A new Johns Hopkins Medicine study is adding evidence to a growing belief in healthcare technology: artificial intelligence can help identify patients who might otherwise fall through the cracks. But the findings also sharpen a harder question for employers, insurers and care leaders, which is whether better screening alone is enough to improve outcomes when follow-up care remains uneven.
Researchers at the Wilmer Eye Institute at Johns Hopkins Medicine reported this month that African American adults with diabetes were more likely to receive referrals for diabetic eye exams when an FDA-approved AI-assisted screening tool was used in primary care settings. The study, published April 13, 2026 in npj Digital Medicine, analyzed 3,745 adult patients with diabetes who underwent diabetic retinopathy evaluation between August 2020 and September 2022.
The referral difference was notable. According to the study, 64.9% of African American patients received an eye exam referral when the AI tool was used, compared with 44.4% through standard primary care provider referrals. The study also found that patients who chose the AI-assisted screening tool and attended their diabetic retinopathy evaluation were 15% more likely to be African American.
Those numbers matter because diabetic retinopathy remains one of the most serious and often silent complications of diabetes. Johns Hopkins describes it as the most common diabetes-associated eye disease and the leading cause of blindness globally, noting that patients may not notice symptoms early, which makes annual eye exams critical for timely diagnosis and treatment.
Still, the study stops short of declaring AI a complete answer to care inequity. Johns Hopkins explicitly noted that more work is needed to determine whether better access to AI screening ultimately leads to improved long-term vision outcomes. In other words, the technology may be improving the front end of the care pathway while leaving the back end (i.e., scheduling, transportation, insurance status, provider availability and out-of-pocket cost) largely unchanged.
That distinction is likely to matter as employers and benefit decision-makers weigh how AI should fit into preventive care strategies. Screening can create urgency and surface previously unmet need, but it does not automatically guarantee treatment. A patient may leave a primary care visit with clearer evidence that follow-up is necessary, yet still face practical barriers to completing an eye exam or accessing specialty care. The Johns Hopkins findings suggest AI can improve the precision and immediacy of referrals; they do not suggest that technology alone resolves the structural barriers surrounding care access.
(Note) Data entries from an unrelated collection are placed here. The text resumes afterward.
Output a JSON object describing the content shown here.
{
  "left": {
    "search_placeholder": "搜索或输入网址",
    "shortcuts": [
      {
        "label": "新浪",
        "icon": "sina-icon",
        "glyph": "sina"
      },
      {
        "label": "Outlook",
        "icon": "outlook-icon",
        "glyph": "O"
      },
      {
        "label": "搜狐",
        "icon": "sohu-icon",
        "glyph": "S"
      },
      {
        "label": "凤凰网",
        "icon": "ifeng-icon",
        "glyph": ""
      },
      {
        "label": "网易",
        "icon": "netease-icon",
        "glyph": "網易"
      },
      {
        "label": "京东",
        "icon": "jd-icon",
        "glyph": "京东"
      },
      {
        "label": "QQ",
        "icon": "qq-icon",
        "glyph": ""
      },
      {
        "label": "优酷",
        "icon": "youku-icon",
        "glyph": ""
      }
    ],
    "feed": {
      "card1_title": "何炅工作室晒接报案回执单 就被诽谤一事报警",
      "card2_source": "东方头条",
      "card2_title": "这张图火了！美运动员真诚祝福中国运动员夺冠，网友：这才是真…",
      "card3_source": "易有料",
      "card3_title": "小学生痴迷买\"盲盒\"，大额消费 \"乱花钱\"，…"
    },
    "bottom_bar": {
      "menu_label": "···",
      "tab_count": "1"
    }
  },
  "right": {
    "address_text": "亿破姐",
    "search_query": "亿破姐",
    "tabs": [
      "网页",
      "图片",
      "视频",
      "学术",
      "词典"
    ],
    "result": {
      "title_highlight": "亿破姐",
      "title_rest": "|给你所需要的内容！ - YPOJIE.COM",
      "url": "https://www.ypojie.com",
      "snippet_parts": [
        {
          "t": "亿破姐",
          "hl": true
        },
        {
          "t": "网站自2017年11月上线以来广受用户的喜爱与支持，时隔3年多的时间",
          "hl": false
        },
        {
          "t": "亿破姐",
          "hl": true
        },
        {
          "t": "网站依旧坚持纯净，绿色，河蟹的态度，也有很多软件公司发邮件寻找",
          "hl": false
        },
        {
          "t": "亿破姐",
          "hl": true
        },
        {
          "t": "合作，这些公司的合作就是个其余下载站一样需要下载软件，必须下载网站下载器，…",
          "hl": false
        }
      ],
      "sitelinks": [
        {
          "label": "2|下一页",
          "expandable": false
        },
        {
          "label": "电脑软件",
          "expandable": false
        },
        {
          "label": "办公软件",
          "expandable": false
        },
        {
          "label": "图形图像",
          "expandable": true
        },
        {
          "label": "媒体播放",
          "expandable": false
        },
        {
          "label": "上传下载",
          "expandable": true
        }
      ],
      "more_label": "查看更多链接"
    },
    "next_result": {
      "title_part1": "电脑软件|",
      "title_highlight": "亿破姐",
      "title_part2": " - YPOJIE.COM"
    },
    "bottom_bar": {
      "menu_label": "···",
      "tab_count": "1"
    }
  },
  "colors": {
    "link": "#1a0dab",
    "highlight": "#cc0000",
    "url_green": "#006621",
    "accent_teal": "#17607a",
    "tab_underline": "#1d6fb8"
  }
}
That is where vision benefit design becomes part of the story. Vision Care Direct is a solution that positions itself as a doctor-led vision benefits alternative built around simple, flexible and affordable access to eye care. The company says its model serves individuals, employers, brokers and providers, and describes its plans as designed to reduce confusion and minimize surprise out-of-pocket expenses. Its employer and broker materials also frame vision coverage as a preventive-care benefit that can be bundled into broader workforce offerings.
In practical terms, that kind of structure points to the next phase of the AI-access debate. If AI screening identifies more at-risk patients, then networks, benefit design and affordability determine whether that added demand translates into treatment or simply a longer referral list. Vision Care Direct has also highlighted diabetic screenings as part of its preventive approach for employees, underscoring the idea that early detection is only as useful as the care pathway attached to it.
The equity concern is especially relevant for uninsured and underinsured patients. The Johns Hopkins study found that Medicaid coverage did not materially change attendance patterns between referrals generated by primary care providers and those generated by the AI tool. At the same time, the institution’s reporting makes clear that improved referral rates do not erase the “other obstacles” that can still prevent patients from completing screenings or specialist visits.
For employers and brokers, the broader takeaway may be that preventive-care access cannot be measured only by whether a screening tool works. It also has to be measured by what the patient can do next. If AI makes disease risk more visible, benefit leaders may face increased pressure to ensure provider access, manageable cost-sharing and easier navigation to follow-up care. Otherwise, technology could reveal disparities faster than the system is prepared to close them. That challenge becomes more urgent in eye care, where delayed intervention can mean irreversible vision loss.
The Johns Hopkins study offers a meaningful sign of progress: AI-assisted tools may help reduce a referral gap that has disproportionately affected African American adults with diabetes. But the deeper policy and business question is no longer just whether AI can find more patients in need. It is whether the healthcare system, including employer-sponsored vision benefits, is ready to meet them once it does.